A estampa da camiseta, com tons de marrom e sépia, retrata um senhor de meia-idade (tipo você, que leu essa frase e pensou, serei eu um senhor de meia-idade?, huhum, maroto!) e que eu me lembre uma bicicleta.
 
Ok, pessoal, momento para conversarmos SÉRIO. Sei que vocês são bem espertinhos e já sacaram a falha. Eu escrevi esse texto já eram 11h da noite e não tinha a foto pra confirmar o desenho da camiseta. Vendo-o hoje, percebi que não há qualquer bicicleta na estampa. Pois bem, vocês hão de concordar comigo que uma bicicleta caberia muito bem ao lado do senhor de meia-idade, não é mesmo? Super retrô. Pois é, não tem bicicleta nenhuma ali. Porém, leitores sedentos por novidades, faremos agora um pacto ficcional, e no lugar do barquinho em baixo, imaginaremos - vamos lá, deixe de preguiça - uma bicicleta! Sim, uma bicicleta, pra não estragar a ligação com a história toda que eu vou contar aqui, e que prometo ser engraçada. Vocês devem ter ouvido quando crianças - talvez os senhores de meia-idade tenham ouvido na adolescência, mas não tem problema - aquela música do disco do Plunct-Plact-Zum que dizia use a imaginação. Pois é isso que eu estou pedindo pra vocês, combinado?

Voltando:

A estampa da camiseta, com tons de marrom e sépia, retrata um senhor de meia-idade e uma bicicleta (Olha lá o pacto, ein!), o que me leva a fantástica expressão não sei se caso ou compro uma bicicleta.

Digitando essa frase toda no oráculo Google, temos uma lista de blogs e sites femininos, além do yahooperguntassemresposta com uma besteira atrás da outra pra você se divertir sabendo que tem gente no mundo que realmente pergunta essas coisas. Mas o que mais me surpreendeu foi o texto que indicava para o site da revista EXAME: A operação brasileira do grupo Bunge mostra até que ponto uma estratégia errática pode comprometer um negócio. Confesso que quando li isso fiquei com medo e resolvi parar de pesquisar. Mas tenho uma história que explica muito bem o porque dessa belíssima expressão da língua portuguesa.
 
Uma conhecida, cujo nome não citarei pra que os tarados (alguém?) e curiosos de plantão não resolvam segui-la, um dia resolveu andar muitos quilômetros em sua bicicleta nova.

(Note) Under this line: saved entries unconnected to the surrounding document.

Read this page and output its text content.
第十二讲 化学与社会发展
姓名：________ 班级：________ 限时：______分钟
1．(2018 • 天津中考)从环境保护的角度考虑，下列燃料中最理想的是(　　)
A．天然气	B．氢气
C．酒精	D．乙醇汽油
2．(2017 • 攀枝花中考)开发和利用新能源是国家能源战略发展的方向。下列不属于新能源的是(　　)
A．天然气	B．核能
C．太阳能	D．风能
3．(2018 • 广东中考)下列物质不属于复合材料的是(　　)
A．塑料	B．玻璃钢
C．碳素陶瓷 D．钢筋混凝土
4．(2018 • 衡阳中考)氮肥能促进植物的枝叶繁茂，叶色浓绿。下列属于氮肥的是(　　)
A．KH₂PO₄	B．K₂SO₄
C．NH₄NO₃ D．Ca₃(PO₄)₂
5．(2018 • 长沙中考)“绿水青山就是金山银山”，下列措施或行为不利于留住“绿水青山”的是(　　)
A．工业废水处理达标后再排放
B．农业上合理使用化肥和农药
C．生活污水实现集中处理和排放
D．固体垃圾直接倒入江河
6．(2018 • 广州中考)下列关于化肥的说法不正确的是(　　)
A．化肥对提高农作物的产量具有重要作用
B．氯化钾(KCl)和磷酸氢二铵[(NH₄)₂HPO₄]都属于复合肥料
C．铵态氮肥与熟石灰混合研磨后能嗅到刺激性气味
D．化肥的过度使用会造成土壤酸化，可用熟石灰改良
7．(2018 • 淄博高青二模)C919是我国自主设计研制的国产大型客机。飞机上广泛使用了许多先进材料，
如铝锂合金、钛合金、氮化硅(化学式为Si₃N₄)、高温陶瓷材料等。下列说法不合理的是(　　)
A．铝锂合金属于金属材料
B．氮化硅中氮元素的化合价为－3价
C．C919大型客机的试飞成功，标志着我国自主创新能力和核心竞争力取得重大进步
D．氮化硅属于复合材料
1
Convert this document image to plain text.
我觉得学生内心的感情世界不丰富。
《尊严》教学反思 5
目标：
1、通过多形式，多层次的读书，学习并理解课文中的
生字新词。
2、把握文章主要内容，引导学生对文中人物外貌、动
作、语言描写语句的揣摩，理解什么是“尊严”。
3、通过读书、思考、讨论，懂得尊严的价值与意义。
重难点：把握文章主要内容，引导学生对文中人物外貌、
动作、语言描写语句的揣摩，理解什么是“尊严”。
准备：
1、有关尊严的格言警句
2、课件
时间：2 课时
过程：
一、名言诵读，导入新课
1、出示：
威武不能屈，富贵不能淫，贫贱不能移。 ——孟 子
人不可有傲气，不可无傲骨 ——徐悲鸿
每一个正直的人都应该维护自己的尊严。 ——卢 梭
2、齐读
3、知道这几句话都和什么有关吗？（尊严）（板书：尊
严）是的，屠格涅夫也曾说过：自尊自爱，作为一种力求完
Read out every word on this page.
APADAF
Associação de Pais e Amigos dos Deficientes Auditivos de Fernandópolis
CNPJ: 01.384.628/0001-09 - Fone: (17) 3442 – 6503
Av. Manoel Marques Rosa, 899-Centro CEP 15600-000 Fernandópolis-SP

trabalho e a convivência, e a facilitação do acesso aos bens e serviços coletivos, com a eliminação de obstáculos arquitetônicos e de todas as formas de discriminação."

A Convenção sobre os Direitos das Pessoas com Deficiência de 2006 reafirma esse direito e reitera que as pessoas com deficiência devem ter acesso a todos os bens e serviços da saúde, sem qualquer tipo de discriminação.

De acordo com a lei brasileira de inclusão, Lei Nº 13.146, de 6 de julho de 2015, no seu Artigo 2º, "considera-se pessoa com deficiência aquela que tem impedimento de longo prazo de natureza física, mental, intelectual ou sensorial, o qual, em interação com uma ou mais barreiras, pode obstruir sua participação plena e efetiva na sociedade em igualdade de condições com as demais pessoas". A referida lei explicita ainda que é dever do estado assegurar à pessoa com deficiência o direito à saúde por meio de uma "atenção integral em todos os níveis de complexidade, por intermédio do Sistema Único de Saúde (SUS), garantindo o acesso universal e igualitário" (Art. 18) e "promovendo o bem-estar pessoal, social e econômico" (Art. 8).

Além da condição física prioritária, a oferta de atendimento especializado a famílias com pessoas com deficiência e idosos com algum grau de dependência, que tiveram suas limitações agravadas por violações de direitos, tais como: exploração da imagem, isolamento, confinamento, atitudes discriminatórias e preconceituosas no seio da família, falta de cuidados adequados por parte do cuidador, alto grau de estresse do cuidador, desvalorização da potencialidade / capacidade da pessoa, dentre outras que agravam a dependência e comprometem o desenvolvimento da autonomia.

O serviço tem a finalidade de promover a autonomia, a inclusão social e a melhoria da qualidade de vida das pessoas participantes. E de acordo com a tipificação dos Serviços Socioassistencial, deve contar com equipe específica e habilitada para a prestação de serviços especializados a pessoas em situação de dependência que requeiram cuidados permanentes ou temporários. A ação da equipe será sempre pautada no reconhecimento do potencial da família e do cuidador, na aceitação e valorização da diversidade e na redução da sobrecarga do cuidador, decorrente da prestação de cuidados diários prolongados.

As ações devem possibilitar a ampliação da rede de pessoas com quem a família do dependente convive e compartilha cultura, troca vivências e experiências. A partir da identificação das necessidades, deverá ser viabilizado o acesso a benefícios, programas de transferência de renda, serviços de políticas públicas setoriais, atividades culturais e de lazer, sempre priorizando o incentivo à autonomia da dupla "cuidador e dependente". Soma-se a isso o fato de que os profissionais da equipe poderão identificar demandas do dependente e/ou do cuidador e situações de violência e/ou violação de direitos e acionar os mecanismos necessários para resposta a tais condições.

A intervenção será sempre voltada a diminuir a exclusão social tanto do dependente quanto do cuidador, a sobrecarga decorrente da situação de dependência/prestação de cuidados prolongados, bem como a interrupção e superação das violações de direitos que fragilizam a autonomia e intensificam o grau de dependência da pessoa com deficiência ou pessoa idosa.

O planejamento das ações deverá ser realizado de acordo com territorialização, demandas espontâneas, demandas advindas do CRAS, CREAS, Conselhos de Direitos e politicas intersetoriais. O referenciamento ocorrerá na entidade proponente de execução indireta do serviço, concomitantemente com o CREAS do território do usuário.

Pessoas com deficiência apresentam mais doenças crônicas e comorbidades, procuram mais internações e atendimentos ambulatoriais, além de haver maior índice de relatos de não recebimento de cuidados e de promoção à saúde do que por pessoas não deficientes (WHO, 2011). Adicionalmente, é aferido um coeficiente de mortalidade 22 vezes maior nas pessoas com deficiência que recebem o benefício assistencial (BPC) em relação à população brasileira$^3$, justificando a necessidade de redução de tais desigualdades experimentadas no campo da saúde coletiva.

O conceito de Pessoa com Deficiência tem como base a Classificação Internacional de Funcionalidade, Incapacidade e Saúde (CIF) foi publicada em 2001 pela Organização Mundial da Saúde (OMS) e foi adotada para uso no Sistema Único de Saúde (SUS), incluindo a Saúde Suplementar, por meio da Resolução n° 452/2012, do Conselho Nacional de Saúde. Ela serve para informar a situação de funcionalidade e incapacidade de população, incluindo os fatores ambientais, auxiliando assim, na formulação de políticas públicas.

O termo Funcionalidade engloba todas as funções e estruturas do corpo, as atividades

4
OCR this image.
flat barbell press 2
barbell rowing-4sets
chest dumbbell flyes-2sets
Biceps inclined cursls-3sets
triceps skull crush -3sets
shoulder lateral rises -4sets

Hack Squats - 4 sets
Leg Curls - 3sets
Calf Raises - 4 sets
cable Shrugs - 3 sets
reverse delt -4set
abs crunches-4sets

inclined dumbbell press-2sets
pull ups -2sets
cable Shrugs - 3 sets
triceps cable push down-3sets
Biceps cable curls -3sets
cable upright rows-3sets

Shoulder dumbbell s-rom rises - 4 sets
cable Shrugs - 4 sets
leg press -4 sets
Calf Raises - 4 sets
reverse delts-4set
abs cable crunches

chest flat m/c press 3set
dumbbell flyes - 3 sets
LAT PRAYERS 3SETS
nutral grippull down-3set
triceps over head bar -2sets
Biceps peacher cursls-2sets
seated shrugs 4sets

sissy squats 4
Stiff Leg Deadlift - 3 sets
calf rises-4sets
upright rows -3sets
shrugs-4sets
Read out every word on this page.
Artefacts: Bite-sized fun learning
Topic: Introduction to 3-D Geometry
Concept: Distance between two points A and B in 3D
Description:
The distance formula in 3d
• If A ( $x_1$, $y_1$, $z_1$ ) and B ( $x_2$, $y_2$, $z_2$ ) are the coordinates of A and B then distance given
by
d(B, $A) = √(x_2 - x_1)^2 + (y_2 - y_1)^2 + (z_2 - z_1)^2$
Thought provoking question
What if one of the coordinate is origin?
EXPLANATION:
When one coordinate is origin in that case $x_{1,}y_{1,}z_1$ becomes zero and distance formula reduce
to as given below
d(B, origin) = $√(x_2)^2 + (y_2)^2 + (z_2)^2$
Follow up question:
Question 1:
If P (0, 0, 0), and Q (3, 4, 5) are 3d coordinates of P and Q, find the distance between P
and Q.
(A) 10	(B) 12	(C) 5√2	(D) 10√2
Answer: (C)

Como todo ossinho da bunda deve saber, bicicletas não são feitas para andar quilômetros sem causar dores ou formigamentos anais. Mas essa moça, que chamarei de ciclista, resolveu desafiar seus próprios limites e andar durante quase o dia todo de bicicleta, afinal, a dor só vem mesmo no dia seguinte, e você fica andando que nem uma pessoa com hemorróidas e que comeu comida mexicana.

A ciclista andou muito, mas muito mesmo, sem qualquer preparo anterior além de um leve alongamento. Lá pelo trigésimo quilômetro, os ossinhos da sua bunda já estavam amortecidos, a perna já tinha cansado de se cansar e as costas já estavam travadas em posição de ciclista. De repente, começou o formigamento...numa parte um pouco mais embaixo do esperado, o que causou na ciclista uma sensação estranha e prazerosa, que ela nunca tinha imaginado conseguir trepada sobre uma bicicleta.

Resumindo: cogitar entre casar ou ter uma bicicleta tem a ver com, digamos, o êxtase tântrico, a éguinha pocotó e aquele papinho de que sexo é vida mais da metade dos homens tem problema de ereção da propaganda que sempre passa na hora do meu mingau matinal e me lembra que está na hora de cair no armário.